ETLPlus is a veritable Swiss Army knife for enabling simple ETL operations, offering both a Python package and command-line interface for data extraction, validation, transformation, and loading.

Features

  • Extract data from multiple sources:

    • Files (CSV, JSON, XML, YAML)
    • Databases (connection string support)
    • REST APIs (GET)
  • Validate data with flexible rules:

    • Type checking
    • Required fields
    • Value ranges (min/max)
    • String length constraints
    • Pattern matching
    • Enum validation
  • Transform data with powerful operations:

    • Filter records
    • Map/rename fields
    • Select specific fields
    • Sort data
    • Aggregate functions (avg, count, max, min, sum)
  • Load data to multiple targets:

    • Files (CSV, JSON, XML, YAML)
    • Databases (connection string support)
    • REST APIs (PATCH, POST, PUT)

Installation

pip install etlplus

For development:

pip install -e ".[dev]"

Quickstart

Get up and running in under a minute.

Command line interface:

# Inspect help and version
etlplus --help
etlplus --version

# One-liner: extract CSV, filter, select, and write JSON
etlplus extract file examples/data/sample.csv \
  | etlplus transform - --operations '{"filter": {"field": "age", "op": "gt", "value": 25}, "select": ["name", "email"]}' \
  -o temp/sample_output.json

Python API:

from etlplus import extract, transform, validate, load

data = extract("file", "input.csv")
ops = {"filter": {"field": "age", "op": "gt", "value": 25}, "select": ["name", "email"]}
filtered = transform(data, ops)
rules = {"name": {"type": "string", "required": True}, "email": {"type": "string", "required": True}}
assert validate(filtered, rules)["valid"]
load(filtered, "file", "temp/sample_output.json", file_format="json")

Usage

Command Line Interface

ETLPlus provides a powerful CLI for ETL operations:

# Show help
etlplus --help

# Show version
etlplus --version

Extract Data

Note: For file sources, the format is inferred from the filename extension; the --format option is ignored.

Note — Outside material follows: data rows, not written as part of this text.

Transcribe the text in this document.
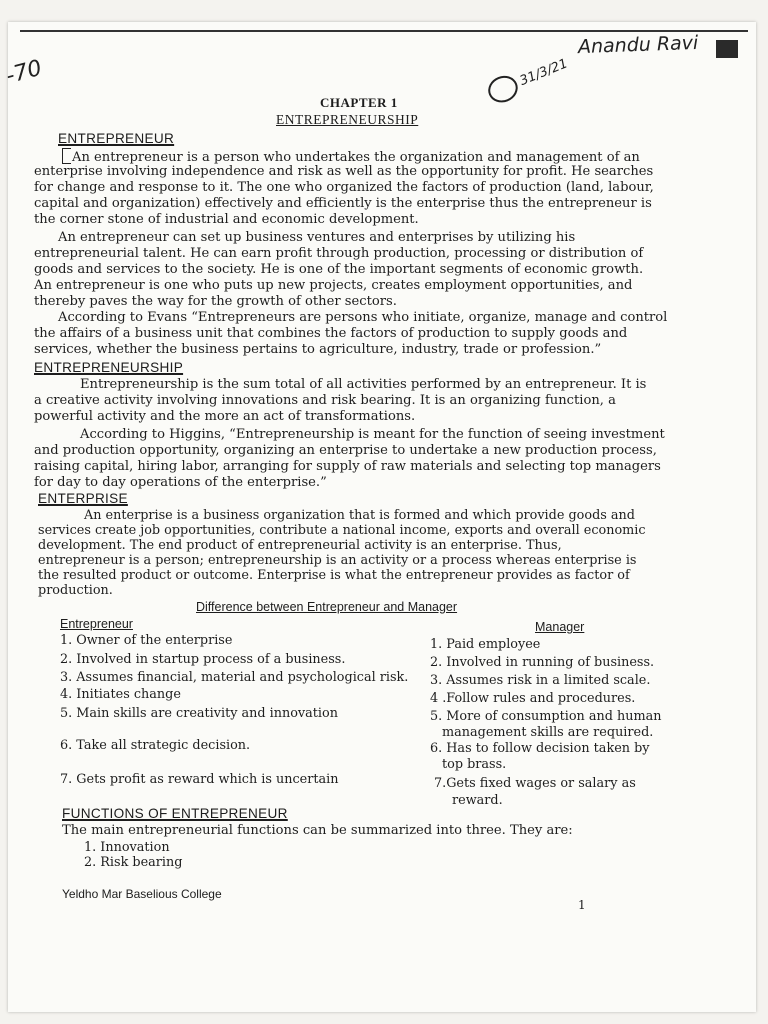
Anandu Ravi
-70	31/3/21

CHAPTER 1

ENTREPRENEURSHIP

ENTREPRENEUR

An entrepreneur is a person who undertakes the organization and management of an

enterprise involving independence and risk as well as the opportunity for profit. He searches

for change and response to it. The one who organized the factors of production (land, labour,

capital and organization) effectively and efficiently is the enterprise thus the entrepreneur is

the corner stone of industrial and economic development.

An entrepreneur can set up business ventures and enterprises by utilizing his

entrepreneurial talent. He can earn profit through production, processing or distribution of

goods and services to the society. He is one of the important segments of economic growth.

An entrepreneur is one who puts up new projects, creates employment opportunities, and

thereby paves the way for the growth of other sectors.

According to Evans “Entrepreneurs are persons who initiate, organize, manage and control

the affairs of a business unit that combines the factors of production to supply goods and

services, whether the business pertains to agriculture, industry, trade or profession.”

ENTREPRENEURSHIP

Entrepreneurship is the sum total of all activities performed by an entrepreneur. It is

a creative activity involving innovations and risk bearing. It is an organizing function, a

powerful activity and the more an act of transformations.

According to Higgins, “Entrepreneurship is meant for the function of seeing investment

and production opportunity, organizing an enterprise to undertake a new production process,

raising capital, hiring labor, arranging for supply of raw materials and selecting top managers

for day to day operations of the enterprise.”

ENTERPRISE

An enterprise is a business organization that is formed and which provide goods and

services create job opportunities, contribute a national income, exports and overall economic

development. The end product of entrepreneurial activity is an enterprise. Thus,

entrepreneur is a person; entrepreneurship is an activity or a process whereas enterprise is

the resulted product or outcome. Enterprise is what the entrepreneur provides as factor of

production.

Difference between Entrepreneur and Manager

Entrepreneur	Manager

1. Owner of the enterprise

2. Involved in startup process of a business.

3. Assumes financial, material and psychological risk.

4. Initiates change

5. Main skills are creativity and innovation

6. Take all strategic decision.

7. Gets profit as reward which is uncertain

1. Paid employee

2. Involved in running of business.

3. Assumes risk in a limited scale.

4 .Follow rules and procedures.

5. More of consumption and human

management skills are required.

6. Has to follow decision taken by

top brass.

7.Gets fixed wages or salary as

reward.

FUNCTIONS OF ENTREPRENEUR

The main entrepreneurial functions can be summarized into three. They are:

1. Innovation

2. Risk bearing

Yeldho Mar Baselious College

1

To treat passing --format as an error for file sources, either set ETLPLUS_FORMAT_BEHAVIOR=error or pass the CLI flag --strict-format.

Extract from JSON file:

etlplus extract file examples/data/sample.json

Extract from CSV file:

etlplus extract file examples/data/sample.csv

Extract from XML file:

etlplus extract file examples/data/sample.xml

Extract from REST API:

etlplus extract api https://api.example.com/data

Save extracted data to file:

etlplus extract file examples/data/sample.csv -o temp/sample_output.json

Validate Data

Validate data from file or JSON string:

etlplus validate '{"name": "John", "age": 30}' --rules '{"name": {"type": "string", "required": true}, "age": {"type": "number", "min": 0, "max": 150}}'

Validate from file:

etlplus validate examples/data/sample.json --rules '{"email": {"type": "string", "pattern": "^[\\w.-]+@[\\w.-]+\\.\\w+$"}}'

Transform Data

Filter and select fields:

etlplus transform '[{"name": "John", "age": 30}, {"name": "Jane", "age": 25}]' \
  --operations '{"filter": {"field": "age", "op": "gt", "value": 26}, "select": ["name"]}'

Sort data:

etlplus transform examples/data/sample.json --operations '{"sort": {"field": "age", "reverse": true}}'

Aggregate data:

etlplus transform examples/data/sample.json --operations '{"aggregate": {"field": "age", "func": "sum"}}'

Map/rename fields:

etlplus transform examples/data/sample.json --operations '{"map": {"name": "new_name"}}'

Load Data

Load to JSON file:

etlplus load '{"name": "John", "age": 30}' file temp/sample_output.json

Load to CSV file:

etlplus load '[{"name": "John", "age": 30}]' file temp/sample_output.csv

Load to REST API:

etlplus load examples/data/sample.json api https://api.example.com/endpoint

Python API

Use ETLPlus as a Python library:

from etlplus import extract, validate, transform, load

# Extract data
data = extract("file", "data.json")

# Validate data
validation_rules = {
    "name": {"type": "string", "required": True},
    "age": {"type": "number", "min": 0, "max": 150}
}
result = validate(data, validation_rules)
if result["valid"]:
    print("Data is valid!")

# Transform data
operations = {
    "filter": {"field": "age", "op": "gt", "value": 18},
    "select": ["name", "email"]
}
transformed = transform(data, operations)

# Load data
load(transformed, "file", "temp/sample_output.json", format="json")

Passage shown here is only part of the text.